The QueryLab system performs the query on all 10 databases. If the results do not satisfy the users, because a small number of items are retrieved, or none of them is significant, the visual suggestions may come to help. For local databases, the creation of visual suggestions is simple and immediate: the same tags that can be used as a possible refinement provide the material to be used. For remote databases, the data to be used are obtained via web services. Lacking a standard, each inventory required ad hoc analysis and procedures for tag extraction. By extracting the tags of the databases, the list of the tags, ordered by occurrence is then created and visualized as a word-cloud. By clicking on a tag, a new query is performed on the databases, and the process is repeated.

Figure 2 shows a word-cloud respectively for Digital Public Library of America (DPLA, USA) and Réunion des Musée Nationaux (RMN, France), after the query ‘wedding’ (‘mariage’ in French). It is important to note that RMN is a French-language database, so queries need to be translated before its use, because queries require terms in the language of the inventories.
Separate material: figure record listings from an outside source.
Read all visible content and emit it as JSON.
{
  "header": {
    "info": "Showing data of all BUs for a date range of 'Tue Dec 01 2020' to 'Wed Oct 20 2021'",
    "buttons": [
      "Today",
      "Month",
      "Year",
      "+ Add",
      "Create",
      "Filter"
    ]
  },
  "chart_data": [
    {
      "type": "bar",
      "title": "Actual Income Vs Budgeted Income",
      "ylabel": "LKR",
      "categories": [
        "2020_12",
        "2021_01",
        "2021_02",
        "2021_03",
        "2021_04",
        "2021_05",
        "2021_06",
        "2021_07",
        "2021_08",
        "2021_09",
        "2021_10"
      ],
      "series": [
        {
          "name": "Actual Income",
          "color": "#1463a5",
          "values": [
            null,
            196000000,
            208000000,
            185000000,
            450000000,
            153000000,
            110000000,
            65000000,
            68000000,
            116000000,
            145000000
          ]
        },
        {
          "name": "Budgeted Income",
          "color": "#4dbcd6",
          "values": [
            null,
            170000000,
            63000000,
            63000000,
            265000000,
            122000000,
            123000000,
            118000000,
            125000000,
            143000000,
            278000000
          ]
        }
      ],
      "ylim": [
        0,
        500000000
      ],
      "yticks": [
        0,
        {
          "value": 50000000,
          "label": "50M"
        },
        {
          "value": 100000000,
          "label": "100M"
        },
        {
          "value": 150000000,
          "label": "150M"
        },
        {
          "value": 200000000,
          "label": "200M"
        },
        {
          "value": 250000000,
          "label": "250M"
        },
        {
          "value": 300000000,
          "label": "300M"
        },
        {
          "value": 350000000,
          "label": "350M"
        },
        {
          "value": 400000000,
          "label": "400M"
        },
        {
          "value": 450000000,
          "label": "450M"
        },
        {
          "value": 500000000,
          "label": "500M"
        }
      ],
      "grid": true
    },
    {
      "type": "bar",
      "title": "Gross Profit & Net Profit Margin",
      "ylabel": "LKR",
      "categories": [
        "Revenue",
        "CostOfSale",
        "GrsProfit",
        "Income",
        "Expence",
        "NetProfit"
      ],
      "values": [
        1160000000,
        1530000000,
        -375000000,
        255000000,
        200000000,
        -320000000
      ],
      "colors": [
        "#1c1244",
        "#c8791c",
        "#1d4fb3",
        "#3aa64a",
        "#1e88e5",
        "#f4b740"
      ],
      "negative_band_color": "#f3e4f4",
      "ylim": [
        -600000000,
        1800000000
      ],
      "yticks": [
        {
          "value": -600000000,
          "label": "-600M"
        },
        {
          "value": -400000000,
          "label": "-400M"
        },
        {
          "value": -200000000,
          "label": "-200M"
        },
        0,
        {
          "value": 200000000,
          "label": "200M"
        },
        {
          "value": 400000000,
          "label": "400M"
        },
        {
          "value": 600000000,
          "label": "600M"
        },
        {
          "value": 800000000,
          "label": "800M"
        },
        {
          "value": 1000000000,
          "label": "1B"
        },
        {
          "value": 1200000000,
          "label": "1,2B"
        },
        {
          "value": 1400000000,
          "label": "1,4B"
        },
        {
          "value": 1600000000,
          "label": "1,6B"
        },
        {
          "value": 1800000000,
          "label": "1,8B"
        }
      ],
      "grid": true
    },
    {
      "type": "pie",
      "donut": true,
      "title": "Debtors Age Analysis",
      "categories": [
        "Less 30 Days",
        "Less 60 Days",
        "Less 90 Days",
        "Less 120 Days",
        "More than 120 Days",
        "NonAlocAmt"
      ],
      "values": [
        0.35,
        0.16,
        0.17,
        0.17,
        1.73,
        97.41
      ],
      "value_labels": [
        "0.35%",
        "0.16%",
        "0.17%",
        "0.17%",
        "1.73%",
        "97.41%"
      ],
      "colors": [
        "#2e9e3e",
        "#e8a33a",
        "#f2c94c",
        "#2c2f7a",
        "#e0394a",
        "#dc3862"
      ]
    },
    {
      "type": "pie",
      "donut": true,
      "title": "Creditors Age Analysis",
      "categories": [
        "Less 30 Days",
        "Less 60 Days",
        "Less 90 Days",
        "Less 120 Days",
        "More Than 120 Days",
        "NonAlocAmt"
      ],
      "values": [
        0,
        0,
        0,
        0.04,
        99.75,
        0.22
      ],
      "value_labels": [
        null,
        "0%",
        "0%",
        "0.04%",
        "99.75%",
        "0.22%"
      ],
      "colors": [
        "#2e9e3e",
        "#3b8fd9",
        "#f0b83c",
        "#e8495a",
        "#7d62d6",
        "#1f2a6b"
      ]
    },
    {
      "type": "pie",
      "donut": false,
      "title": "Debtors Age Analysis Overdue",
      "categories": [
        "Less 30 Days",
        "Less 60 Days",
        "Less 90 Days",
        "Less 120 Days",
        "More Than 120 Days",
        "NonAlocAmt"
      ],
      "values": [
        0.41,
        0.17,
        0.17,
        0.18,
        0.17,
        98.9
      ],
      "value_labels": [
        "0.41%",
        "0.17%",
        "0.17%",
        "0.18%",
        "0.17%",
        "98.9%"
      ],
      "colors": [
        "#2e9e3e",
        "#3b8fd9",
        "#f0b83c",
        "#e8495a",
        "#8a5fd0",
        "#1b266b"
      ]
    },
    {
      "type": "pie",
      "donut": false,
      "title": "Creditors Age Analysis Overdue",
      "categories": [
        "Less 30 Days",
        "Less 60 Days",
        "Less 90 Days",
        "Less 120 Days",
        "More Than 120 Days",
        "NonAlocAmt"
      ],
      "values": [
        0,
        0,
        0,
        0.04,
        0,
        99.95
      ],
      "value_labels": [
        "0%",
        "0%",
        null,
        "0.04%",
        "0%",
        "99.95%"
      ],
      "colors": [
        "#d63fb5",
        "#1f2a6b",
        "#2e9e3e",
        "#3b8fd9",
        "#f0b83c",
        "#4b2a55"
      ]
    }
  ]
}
In the case of RMN, visual suggestions are even more important, as the tags in the French language are extracted and the word cloud more useful for non-French users.

Visual suggestion, with its simplicity and its ability to extract tags in the language of the archive (and not necessarily in English), offers an extra tool to enhance the user's ability to choose and retrieve those objects that are of interest to him, even if he does not know the language of the archive perfectly.

Fig. 2.
figure 2

Visual suggestions for Digital Public Library of America (DPLA, USA) (left) and Réunion des Musée Nationaux (RMN, France) (right) for ‘wedding’ (‘mariage’ in French) query.

5 Preliminary Results and Conclusions

The paper describes a work in progress for the development of a platform able to search and visualize two different types of inventories, the local ones and the ones queried through web services.

The tools presented are useful for users not-expert in the domain of the inventories, offering predefined queries and semantic query expansion to interact with the archives. The visual suggestions, in the form of word clouds of the tags of the selected archives, help in identifying the tags, sorted according to the number of occurrences, and therefore extracting that elements that come closest to the user's interests. Users are provided with word clouds, a simple but expressive way to represent contents, as hints of the semantic contents of the databases and as suggestions to perform new queries.

As one of QueryLab aims is to continue to add inventories, in the languages they are stored, visual suggestions help to overcome the language distance between the archives and the users to allow an easy and successful interaction.

The work is still in progress, preliminary tests are giving positive results, but some issues have already been encountered:

  • All the local databases are related only to ICH, while web inventories are mainly related to CH: no ICH web inventory has been found;

  • Some web inventories are huge, with some millions of objects: a query refinement step is therefore needed to allow users to evaluate and enjoy the results. Visual suggestions could be used as a facet to refine queries and results;

  • When the web inventories results are large, both tags extraction and word cloud visualization suffer: new solutions are therefore required;

  • The databases are constantly growing in different languages, so new tests should be done to evaluate the results.